Le totalitarisme a toujours pour effet de couper les peuples d'une partie de leurs racines, de leur culture, de leur identité. La Chine maoïste n'a pas failli à la règle.
Or, l’État chinois repose fondamentalement sur un pouvoir totalitaire et communiste.
L'ombre monstrueuse de Mao Tsé-toung plane toujours sur la place Tien An-men.
Le système apparu en 1949 a certes évolué, et il se modifiera encore. Mais tant que retentiront en « République populaire de Chine » les accents de « l’Orient est rouge » (Dongfang hong)… on entendra, on chantera, et on pensera : « L’Orient est rouge… le soleil se lève… la Chine a vu naître Mao Tsé-toung… le parti communiste est comme le soleil… là où il règne se répand la justice… » Vu ?
Les experts nous disent : aujourd’hui le régime est dominé par la corruption, l’affairisme, des projets grandioses, le quadrillage politique de l’armée. Le rôle du parti est présenté seulement comme formel. Il importerait seulement, nous assure-t-on, de « tenir » une population de plus d’un milliard de personnes.

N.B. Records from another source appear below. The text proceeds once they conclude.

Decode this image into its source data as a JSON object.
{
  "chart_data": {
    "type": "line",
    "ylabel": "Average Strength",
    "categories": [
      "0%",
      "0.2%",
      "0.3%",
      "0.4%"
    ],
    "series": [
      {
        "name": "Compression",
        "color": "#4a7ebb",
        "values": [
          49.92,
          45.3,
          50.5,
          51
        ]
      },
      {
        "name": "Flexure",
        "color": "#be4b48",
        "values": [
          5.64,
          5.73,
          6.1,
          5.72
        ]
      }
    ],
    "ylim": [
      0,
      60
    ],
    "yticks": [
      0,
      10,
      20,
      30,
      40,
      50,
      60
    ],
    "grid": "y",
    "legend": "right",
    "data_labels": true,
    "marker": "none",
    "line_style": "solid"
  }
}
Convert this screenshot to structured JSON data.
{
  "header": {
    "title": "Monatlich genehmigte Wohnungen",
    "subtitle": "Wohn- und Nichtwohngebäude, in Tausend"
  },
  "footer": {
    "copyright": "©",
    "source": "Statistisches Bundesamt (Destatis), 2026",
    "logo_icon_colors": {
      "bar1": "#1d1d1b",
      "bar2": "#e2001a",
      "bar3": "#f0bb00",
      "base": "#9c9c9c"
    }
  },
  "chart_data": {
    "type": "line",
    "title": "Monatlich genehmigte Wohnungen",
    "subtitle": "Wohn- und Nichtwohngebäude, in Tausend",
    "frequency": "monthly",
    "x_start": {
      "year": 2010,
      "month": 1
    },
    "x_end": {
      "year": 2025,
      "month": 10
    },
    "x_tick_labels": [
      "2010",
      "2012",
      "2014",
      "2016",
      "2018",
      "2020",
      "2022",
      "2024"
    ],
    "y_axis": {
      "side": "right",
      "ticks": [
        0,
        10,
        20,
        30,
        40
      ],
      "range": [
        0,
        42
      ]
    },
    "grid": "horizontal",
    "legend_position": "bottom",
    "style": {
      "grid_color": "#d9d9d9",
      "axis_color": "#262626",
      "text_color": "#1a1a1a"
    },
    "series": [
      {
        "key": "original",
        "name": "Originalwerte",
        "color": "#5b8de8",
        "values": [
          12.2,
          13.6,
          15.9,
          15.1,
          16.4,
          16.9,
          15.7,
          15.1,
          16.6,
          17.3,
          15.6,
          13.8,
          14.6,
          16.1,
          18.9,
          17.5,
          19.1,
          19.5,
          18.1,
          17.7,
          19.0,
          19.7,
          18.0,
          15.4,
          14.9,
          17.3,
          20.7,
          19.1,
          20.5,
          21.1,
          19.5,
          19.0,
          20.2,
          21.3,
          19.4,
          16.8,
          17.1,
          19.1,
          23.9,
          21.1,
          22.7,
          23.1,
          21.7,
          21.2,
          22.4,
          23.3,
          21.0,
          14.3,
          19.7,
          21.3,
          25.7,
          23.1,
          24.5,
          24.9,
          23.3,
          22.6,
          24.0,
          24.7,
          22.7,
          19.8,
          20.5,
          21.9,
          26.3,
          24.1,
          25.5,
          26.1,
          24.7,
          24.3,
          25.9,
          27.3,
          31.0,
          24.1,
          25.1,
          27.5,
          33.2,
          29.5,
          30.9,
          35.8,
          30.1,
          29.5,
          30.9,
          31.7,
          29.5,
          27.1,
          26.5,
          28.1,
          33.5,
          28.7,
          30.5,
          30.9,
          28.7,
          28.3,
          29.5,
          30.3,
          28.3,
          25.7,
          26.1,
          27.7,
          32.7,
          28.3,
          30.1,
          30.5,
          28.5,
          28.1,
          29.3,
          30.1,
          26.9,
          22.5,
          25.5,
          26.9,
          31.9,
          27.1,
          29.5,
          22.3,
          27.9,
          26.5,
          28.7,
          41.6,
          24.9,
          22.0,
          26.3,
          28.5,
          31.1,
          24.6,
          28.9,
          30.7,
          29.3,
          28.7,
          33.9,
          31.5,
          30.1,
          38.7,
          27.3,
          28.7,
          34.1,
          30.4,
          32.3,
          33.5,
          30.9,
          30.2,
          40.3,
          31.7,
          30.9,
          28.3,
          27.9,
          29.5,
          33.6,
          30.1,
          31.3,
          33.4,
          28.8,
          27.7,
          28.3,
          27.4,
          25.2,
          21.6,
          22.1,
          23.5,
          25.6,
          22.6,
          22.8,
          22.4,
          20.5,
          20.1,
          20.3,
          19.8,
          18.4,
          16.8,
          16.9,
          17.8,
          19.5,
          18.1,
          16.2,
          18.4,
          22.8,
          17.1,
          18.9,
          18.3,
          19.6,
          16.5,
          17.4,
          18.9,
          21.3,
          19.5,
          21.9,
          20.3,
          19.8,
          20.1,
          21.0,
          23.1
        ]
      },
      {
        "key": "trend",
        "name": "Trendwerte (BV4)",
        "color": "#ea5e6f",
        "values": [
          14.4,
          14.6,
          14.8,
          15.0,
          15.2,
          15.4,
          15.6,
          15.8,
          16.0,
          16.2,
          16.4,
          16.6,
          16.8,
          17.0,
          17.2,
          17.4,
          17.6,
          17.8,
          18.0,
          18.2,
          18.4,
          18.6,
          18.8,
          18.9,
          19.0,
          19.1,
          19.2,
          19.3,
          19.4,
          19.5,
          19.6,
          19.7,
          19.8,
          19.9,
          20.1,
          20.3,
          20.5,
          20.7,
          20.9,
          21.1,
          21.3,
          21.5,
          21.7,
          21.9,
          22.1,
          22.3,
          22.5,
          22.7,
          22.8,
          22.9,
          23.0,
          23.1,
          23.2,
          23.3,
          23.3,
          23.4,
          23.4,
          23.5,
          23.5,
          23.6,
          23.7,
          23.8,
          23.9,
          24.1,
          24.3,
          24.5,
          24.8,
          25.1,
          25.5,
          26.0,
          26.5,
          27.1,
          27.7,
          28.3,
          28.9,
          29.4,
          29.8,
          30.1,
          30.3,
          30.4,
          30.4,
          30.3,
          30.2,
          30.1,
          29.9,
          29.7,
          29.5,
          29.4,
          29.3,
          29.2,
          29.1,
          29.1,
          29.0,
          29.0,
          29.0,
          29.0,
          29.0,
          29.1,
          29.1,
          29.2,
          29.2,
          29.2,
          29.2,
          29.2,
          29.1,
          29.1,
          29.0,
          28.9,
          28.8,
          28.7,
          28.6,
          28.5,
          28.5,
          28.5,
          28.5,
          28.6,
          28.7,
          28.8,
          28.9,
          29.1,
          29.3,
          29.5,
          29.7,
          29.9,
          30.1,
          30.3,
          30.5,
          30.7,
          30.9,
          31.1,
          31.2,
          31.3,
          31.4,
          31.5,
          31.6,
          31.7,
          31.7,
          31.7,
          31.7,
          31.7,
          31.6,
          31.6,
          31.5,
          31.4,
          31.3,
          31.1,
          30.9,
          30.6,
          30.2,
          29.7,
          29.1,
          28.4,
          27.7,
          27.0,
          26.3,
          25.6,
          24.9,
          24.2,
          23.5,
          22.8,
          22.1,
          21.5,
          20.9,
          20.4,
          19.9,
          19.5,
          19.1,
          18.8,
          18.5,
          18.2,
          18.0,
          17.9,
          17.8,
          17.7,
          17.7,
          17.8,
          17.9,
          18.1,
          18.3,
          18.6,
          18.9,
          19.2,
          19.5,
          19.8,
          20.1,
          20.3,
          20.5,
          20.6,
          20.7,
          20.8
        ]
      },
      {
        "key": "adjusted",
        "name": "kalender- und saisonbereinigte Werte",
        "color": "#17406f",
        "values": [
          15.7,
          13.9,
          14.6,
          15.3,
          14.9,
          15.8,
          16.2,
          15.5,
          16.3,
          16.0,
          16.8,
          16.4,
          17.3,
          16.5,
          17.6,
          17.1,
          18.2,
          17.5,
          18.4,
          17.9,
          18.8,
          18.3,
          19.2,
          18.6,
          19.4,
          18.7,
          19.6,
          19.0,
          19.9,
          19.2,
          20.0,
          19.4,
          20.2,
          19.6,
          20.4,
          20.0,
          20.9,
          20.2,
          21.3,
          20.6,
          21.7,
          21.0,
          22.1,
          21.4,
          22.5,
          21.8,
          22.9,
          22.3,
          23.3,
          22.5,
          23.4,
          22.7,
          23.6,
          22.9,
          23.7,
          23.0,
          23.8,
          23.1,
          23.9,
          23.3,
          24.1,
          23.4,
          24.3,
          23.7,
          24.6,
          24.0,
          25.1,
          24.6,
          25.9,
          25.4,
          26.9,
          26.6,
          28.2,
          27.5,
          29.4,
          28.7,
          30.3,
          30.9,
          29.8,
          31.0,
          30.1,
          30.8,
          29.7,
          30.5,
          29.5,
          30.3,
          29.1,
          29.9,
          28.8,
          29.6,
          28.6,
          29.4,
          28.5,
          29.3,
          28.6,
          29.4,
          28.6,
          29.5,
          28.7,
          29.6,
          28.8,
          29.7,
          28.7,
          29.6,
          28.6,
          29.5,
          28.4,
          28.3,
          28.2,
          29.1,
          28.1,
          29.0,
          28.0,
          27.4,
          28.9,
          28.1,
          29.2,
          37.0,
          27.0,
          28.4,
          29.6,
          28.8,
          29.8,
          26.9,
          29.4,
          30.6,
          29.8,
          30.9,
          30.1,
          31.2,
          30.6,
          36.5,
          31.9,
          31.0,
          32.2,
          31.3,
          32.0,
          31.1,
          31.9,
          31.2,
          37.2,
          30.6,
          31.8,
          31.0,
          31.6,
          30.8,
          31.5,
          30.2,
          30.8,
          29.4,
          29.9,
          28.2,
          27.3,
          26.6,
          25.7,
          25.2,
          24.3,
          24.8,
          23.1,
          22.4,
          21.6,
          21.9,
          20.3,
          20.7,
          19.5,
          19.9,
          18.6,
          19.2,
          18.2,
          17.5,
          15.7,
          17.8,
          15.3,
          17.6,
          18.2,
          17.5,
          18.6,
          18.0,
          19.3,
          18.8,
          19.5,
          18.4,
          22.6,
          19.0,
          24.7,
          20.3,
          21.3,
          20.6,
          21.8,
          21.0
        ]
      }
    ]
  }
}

S’agissant de n’importe quelle autre nation, de telles considérations désolantes seraient développées dans l’affliction. Or on nous les présente, en France, pour consolantes. « Tenir » le peuple chinois, dans l'oppression, semble ainsi une préoccupation légitime au pays dit « des droits de l’homme ».
Comprenons bien, au contraire, quel est le véritable et grand mérite du peuple chinois.
Affublé d’une classe dirigeante tyrannique, inculte et agressive, il parvient néanmoins, par endroits, à sortir de sa misère. « Aimer le peuple » était un des grands slogans du parti maoïste. Oui, certes : il faut aimer le peuple chinois. Mais non, en revanche : il n'y a pas lieu d'aimer la police politique, les bureaucrates du parti, le lao-gaï (2), l’infect « chou patriotique » et le chauffage au charbon.
Les manifestations « spontanées » anti-japonaises, provoquées par les manuels d’histoire du pays du Soleil Levant (3) devraient faire réfléchir les personnes sensées. En effet, les mobilisations remontent à mars-avril 2005. Simple question : de quand datent les livres incriminés ? Et, depuis 50 ans, l'État japonais et les victimes d'Hiroshima n'ont-ils pas manifesté suffisamment de « repentance » ? Rappelons enfin que les anciens dirigeants japonais ont été accusés et jugés aux procès de Tokyo pour des crimes de guerre et non pour des crimes contre l'Humanité.
Au moment de la mort de Jean-Paul II on n’a pas seulement constaté l’absence des dirigeants chinois aux obsèques du Pape. On a assisté à une nouvelle crise d’hystérie du gouvernement de Pékin relative à la présence de la République nationaliste de Chine à Taïwan. Or, la question n’est pas seulement celle des relations d’État entre le Vatican et Formose. Il s’agit de savoir où en sont les libertés religieuses du christianisme dans chacun des deux « systèmes » se disputant la légitimité chinoise.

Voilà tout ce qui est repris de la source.